Feb 24, 2008

Persepolis.

"Iranian author Marjane Satrapi's acclaimed series Persepolis directly confronts the political via the personal. Recounting her early childhood, adolescence, and young adulthood living in (and out of) Tehran in the years following Ayatollah Khomeini's 1979 Iranian Revolution, Satrapi's books—to borrow a phrase from Maus—bleed history, their raw confrontation of the monumental, tumultuous changes that swept the country during the '80s and '90s drenched in intimate, inflamed, and often unpleasant memories and emotions. They're stunning works of exposure, and thus it comes as little shock to discover that Satrapi's cinematic version of her stories—co-directed by Vincent Paronnaud—radiates brutal honesty. A hand-drawn 2D triumph produced in France (where Satrapi now lives) by the country's few remaining traditional animators, and shot primarily in black-and-white, Persepolis feels ripped straight from its creator's heart, a sore, scathing, warts-and-all account of her formative years bolstered by its formidable aesthetic inventiveness, and elevated to the near-apex of its art form by its unguarded sincerity." - Slant Magazine

Last night, we went out with our friends, Kristin & Craig, who we met while we were living in NY. We met them at Mazza a Middle Eastern restaurant in Salt Lake (we didn't intentionally plan to eat and see a Middle Eastern movie, kind of crazy that it worked out that way) . It was really good and will be a great place to put into our restaurant rotation.

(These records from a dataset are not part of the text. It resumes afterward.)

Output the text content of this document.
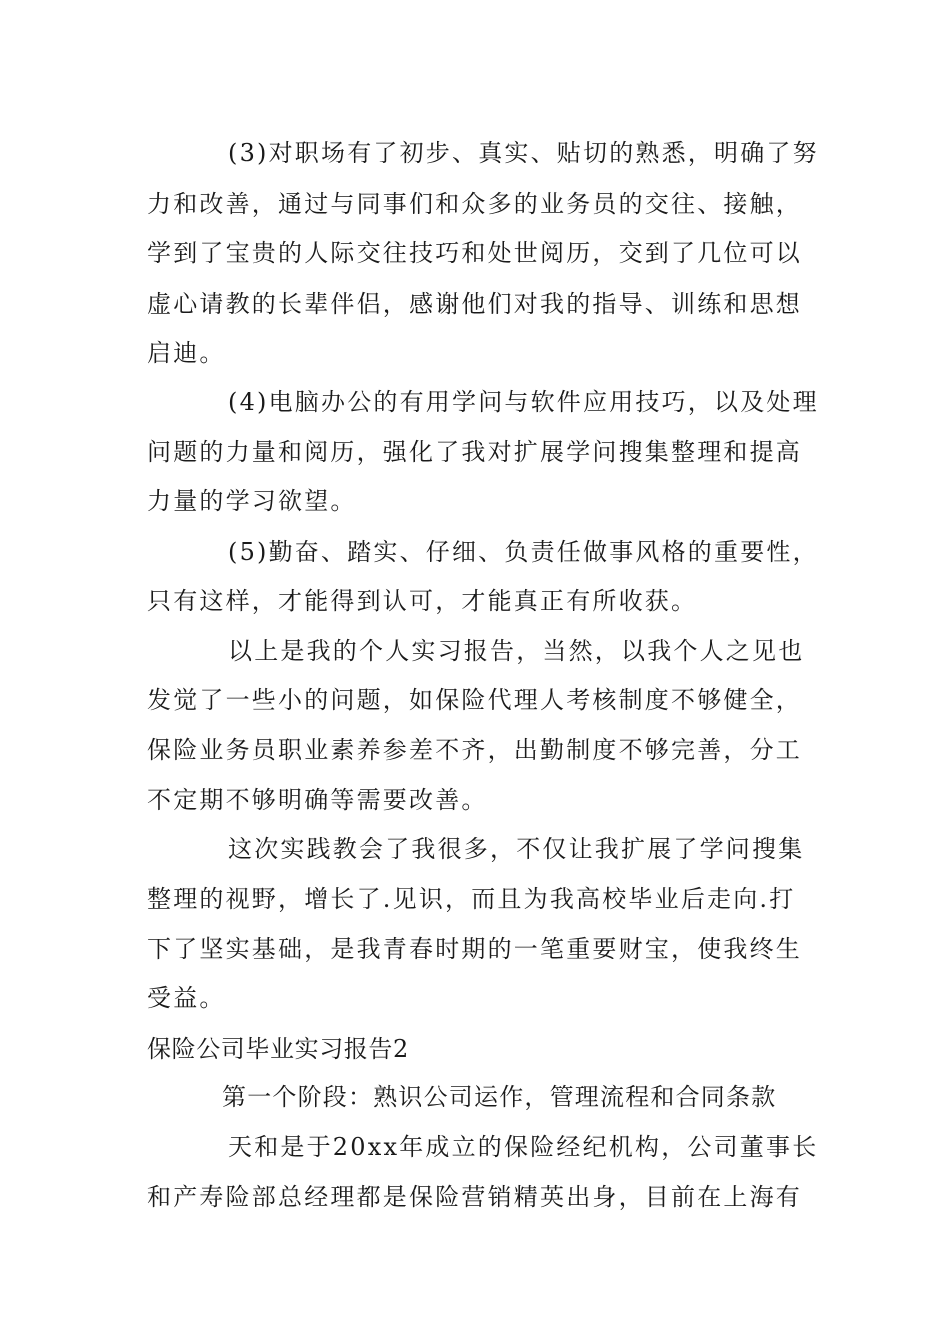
(3)对职场有了初步、真实、贴切的熟悉，明确了努
力和改善，通过与同事们和众多的业务员的交往、接触，
学到了宝贵的人际交往技巧和处世阅历，交到了几位可以
虚心请教的长辈伴侣，感谢他们对我的指导、训练和思想
启迪。
(4)电脑办公的有用学问与软件应用技巧，以及处理
问题的力量和阅历，强化了我对扩展学问搜集整理和提高
力量的学习欲望。
(5)勤奋、踏实、仔细、负责任做事风格的重要性，
只有这样，才能得到认可，才能真正有所收获。
以上是我的个人实习报告，当然，以我个人之见也
发觉了一些小的问题，如保险代理人考核制度不够健全，
保险业务员职业素养参差不齐，出勤制度不够完善，分工
不定期不够明确等需要改善。
这次实践教会了我很多，不仅让我扩展了学问搜集
整理的视野，增长了.见识，而且为我高校毕业后走向.打
下了坚实基础，是我青春时期的一笔重要财宝，使我终生
受益。
保险公司毕业实习报告2
第一个阶段：熟识公司运作，管理流程和合同条款
天和是于20xx年成立的保险经纪机构，公司董事长
和产寿险部总经理都是保险营销精英出身，目前在上海有
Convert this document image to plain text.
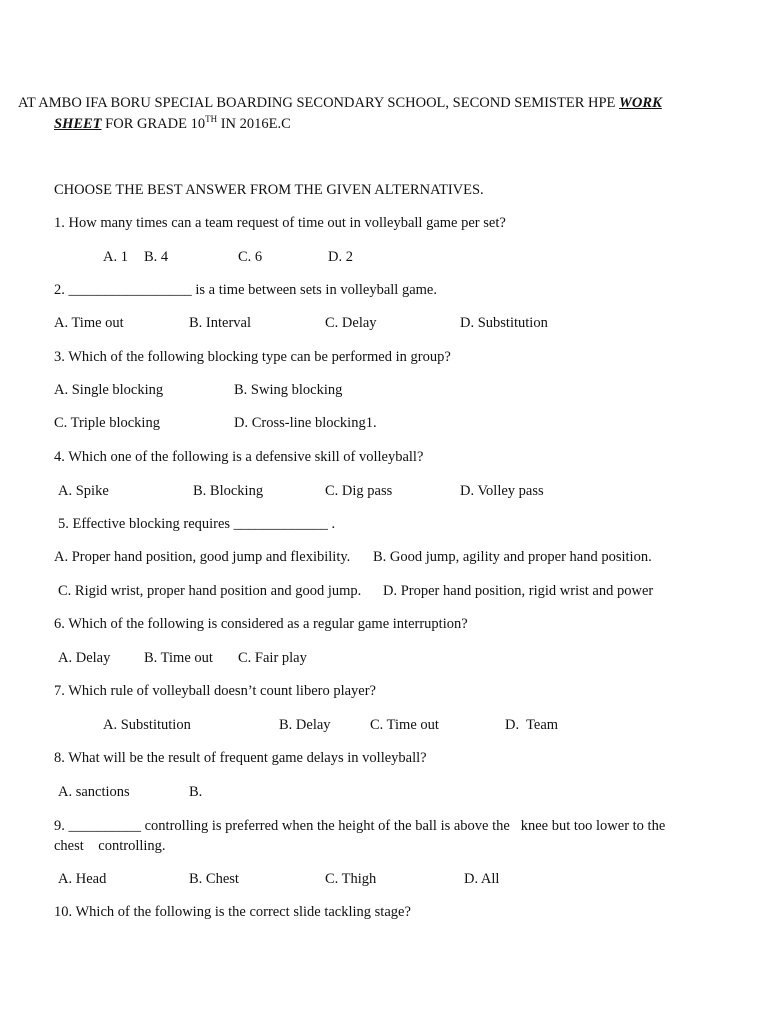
AT AMBO IFA BORU SPECIAL BOARDING SECONDARY SCHOOL, SECOND SEMISTER HPE WORK
SHEET FOR GRADE 10TH IN 2016E.C
CHOOSE THE BEST ANSWER FROM THE GIVEN ALTERNATIVES.
1. How many times can a team request of time out in volleyball game per set?
A. 1 B. 4	C. 6	D. 2
2. _________________ is a time between sets in volleyball game.
A. Time out	B. Interval	C. Delay	D. Substitution
3. Which of the following blocking type can be performed in group?
A. Single blocking	B. Swing blocking
C. Triple blocking	D. Cross-line blocking1.
4. Which one of the following is a defensive skill of volleyball?
A. Spike	B. Blocking	C. Dig pass	D. Volley pass
5. Effective blocking requires _____________ .
A. Proper hand position, good jump and flexibility. B. Good jump, agility and proper hand position.
C. Rigid wrist, proper hand position and good jump. D. Proper hand position, rigid wrist and power
6. Which of the following is considered as a regular game interruption?
A. Delay B. Time out C. Fair play
7. Which rule of volleyball doesn’t count libero player?
A. Substitution	B. Delay	C. Time out	D.  Team
8. What will be the result of frequent game delays in volleyball?
A. sanctions	B.
9. __________ controlling is preferred when the height of the ball is above the   knee but too lower to the
chest    controlling.
A. Head	B. Chest	C. Thigh	D. All
10. Which of the following is the correct slide tackling stage?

After dinner we went to Persepolis at the Broadway theatre. It was an interesting account of the history of Iran as told through Marjane's life. I was surprised to find out how much I didn't know about the country's history, including the fact that the veils worn by women only became a law in the 80's. The film is animated in 2D, was mostly black and white and was in French. I would recommend it because of the insight it gives to a place that for so long has been unknown. Marjane's story is quite unbelievable.